Danielle Hill, chief economist at Realtor.com, said investors and analysts are scrutinizing every bit of economic data, looking for clues about the Fed’s next steps and the future of the US and global economies.
The Federal Reserve does not directly determine the interest rates that borrowers pay on mortgages, but its actions affect them. Mortgage rates tend to track the yield on 10-year US Treasuries. As investors see or expect interest rates to rise, they often sell government bonds, which leads to higher yields and higher mortgage rates.
Over the past month, yields on the 10-year Treasury rose from 3.25% to nearly 4% before easing back to around 3.75% this week.
Hill likened the investors’ actions to a driver navigating a road in thick fog, prone to over-correcting at every turn.
“Signs that we are approaching the end of the tightening cycle — such as a sudden sharp drop in employment — tend to cause prices to slide, while rates bounce higher on signs such as strong activity in the services sector,” Hill said.
Although interest rates have fallen a bit this week, the average interest rate for a 30-year fixed-rate loan is still more than double what it was at this time last year.
A year ago, a buyer who paid 20% on a $390,000 home and financed the rest with a 30-year fixed mortgage at an average interest rate of 2.99% would get a monthly mortgage payment of $1,314, according to Freddie’s calculations. Mac.

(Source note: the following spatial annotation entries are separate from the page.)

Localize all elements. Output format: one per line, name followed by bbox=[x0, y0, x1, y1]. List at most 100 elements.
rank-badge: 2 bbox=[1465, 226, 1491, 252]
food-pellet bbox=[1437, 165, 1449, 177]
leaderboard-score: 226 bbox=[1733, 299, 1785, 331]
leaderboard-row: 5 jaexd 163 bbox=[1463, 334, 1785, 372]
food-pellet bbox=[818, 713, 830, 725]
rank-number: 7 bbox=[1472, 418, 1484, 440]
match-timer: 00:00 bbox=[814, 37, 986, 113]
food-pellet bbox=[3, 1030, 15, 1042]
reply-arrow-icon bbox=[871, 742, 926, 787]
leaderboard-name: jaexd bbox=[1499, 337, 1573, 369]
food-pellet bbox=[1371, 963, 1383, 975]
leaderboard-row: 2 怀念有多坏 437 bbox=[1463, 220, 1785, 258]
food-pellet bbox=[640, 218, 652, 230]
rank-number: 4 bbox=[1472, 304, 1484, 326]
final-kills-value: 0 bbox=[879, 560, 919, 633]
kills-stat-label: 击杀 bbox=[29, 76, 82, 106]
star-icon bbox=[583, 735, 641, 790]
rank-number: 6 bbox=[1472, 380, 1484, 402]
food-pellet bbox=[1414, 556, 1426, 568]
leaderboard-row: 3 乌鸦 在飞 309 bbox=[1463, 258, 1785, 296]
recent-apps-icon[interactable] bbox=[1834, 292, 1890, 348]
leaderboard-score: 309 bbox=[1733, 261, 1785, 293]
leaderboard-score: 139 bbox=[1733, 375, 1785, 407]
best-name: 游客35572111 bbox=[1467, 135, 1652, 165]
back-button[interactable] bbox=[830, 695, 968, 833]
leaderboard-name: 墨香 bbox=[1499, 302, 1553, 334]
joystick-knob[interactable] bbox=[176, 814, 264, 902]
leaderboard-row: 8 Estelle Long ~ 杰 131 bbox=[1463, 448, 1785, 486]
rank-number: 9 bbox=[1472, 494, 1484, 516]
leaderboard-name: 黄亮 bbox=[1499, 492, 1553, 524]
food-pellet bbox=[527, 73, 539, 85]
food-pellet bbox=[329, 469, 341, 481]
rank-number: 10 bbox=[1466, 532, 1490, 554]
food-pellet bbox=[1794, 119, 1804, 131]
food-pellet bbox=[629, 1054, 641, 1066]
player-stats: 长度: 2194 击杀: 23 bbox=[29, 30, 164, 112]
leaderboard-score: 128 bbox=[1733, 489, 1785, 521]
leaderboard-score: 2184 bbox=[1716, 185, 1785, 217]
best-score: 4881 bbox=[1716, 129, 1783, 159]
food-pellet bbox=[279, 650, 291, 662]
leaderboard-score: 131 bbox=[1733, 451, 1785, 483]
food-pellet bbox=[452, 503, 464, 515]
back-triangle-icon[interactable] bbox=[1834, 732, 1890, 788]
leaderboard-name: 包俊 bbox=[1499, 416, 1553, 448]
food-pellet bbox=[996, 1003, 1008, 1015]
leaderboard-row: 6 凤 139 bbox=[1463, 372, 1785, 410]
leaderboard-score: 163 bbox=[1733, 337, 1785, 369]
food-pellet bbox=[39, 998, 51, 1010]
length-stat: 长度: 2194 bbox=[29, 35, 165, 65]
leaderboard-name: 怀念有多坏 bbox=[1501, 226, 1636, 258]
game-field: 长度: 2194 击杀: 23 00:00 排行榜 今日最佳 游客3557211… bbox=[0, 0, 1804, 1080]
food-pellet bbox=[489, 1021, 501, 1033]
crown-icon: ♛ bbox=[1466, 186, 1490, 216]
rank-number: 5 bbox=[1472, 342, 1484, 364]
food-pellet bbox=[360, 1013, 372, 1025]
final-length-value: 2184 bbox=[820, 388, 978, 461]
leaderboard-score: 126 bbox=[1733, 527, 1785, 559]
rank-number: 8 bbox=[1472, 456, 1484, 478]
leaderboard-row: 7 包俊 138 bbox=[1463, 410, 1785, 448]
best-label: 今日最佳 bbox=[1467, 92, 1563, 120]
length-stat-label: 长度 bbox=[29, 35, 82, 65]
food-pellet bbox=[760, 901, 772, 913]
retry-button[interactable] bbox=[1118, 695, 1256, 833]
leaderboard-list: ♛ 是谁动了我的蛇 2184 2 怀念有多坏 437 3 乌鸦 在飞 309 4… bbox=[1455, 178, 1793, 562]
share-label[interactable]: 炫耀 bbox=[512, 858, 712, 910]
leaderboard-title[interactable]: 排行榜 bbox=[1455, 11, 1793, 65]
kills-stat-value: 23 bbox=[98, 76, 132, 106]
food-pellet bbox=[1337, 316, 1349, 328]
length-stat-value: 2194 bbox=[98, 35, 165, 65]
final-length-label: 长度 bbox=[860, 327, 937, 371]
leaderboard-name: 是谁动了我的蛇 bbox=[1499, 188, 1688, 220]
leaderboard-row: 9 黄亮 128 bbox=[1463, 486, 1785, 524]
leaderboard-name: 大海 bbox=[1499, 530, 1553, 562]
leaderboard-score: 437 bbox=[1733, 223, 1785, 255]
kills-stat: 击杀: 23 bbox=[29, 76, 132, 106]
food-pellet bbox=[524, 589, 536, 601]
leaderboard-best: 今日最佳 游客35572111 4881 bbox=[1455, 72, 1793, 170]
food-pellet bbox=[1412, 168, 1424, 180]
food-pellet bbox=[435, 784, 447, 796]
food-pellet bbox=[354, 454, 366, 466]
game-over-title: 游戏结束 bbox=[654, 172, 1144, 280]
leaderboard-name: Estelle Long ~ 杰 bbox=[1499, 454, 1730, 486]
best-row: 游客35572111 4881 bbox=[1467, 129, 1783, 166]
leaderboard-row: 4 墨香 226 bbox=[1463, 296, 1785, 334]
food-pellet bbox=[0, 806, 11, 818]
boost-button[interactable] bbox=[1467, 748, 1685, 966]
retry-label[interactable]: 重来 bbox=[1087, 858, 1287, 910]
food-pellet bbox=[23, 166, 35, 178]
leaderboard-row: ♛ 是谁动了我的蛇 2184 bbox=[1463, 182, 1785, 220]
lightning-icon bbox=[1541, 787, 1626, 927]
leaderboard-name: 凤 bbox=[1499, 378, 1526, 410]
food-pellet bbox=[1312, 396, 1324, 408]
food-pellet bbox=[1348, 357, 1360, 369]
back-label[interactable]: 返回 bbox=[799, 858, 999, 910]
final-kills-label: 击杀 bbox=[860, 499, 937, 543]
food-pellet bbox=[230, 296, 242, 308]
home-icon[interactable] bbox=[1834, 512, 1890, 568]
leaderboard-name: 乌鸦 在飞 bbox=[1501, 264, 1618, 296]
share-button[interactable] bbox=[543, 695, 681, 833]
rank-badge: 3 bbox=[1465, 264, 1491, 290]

Today, a homeowner who buys a home at the same price at an average rate of 6.66% will pay $2,005 per month in principal and interest. That’s an extra $691 each month.
With interest rates rising over the past several weeks, fewer people have been applying for mortgages, said Bob Broxsmith, president and CEO of the Mortgage Bankers Association.
He said ongoing economic uncertainty combined with the devastation of Hurricane Ian in Florida led to a 14% drop in mortgage applications last week compared to the previous week.
The MBA has also found that an increasing number of borrowers are applying for adjustable rate real estate loans, or ARMs. Applications for ARM rose to nearly 12% of all apps last week.
The average ARM rate tracked by Freddie Mac (5-year hybrid ARM indexed by Treasury) was 5.36%, a percentage point lower than the 30-year flat rate.
“While higher interest rates are necessary to tame inflation and ease the burden it places on household budgets, higher borrowing costs have led consumers to think twice about major purchases such as homes and cars,” Hill said.
With more potential buyers sitting on the sidelines, those still looking to buy have a little more breathing room.
Correction: “Today’s home shoppers have more options, but for many, higher financing costs and higher home prices mean fewer affordable options,” Hill said. “While it is difficult to budget and stick to it in this environment of soaring prices and rates, doing so is more important than ever.”
An earlier version of this story missed the number of weeks high mortgage rates. Prices rose for six consecutive weeks before falling this week.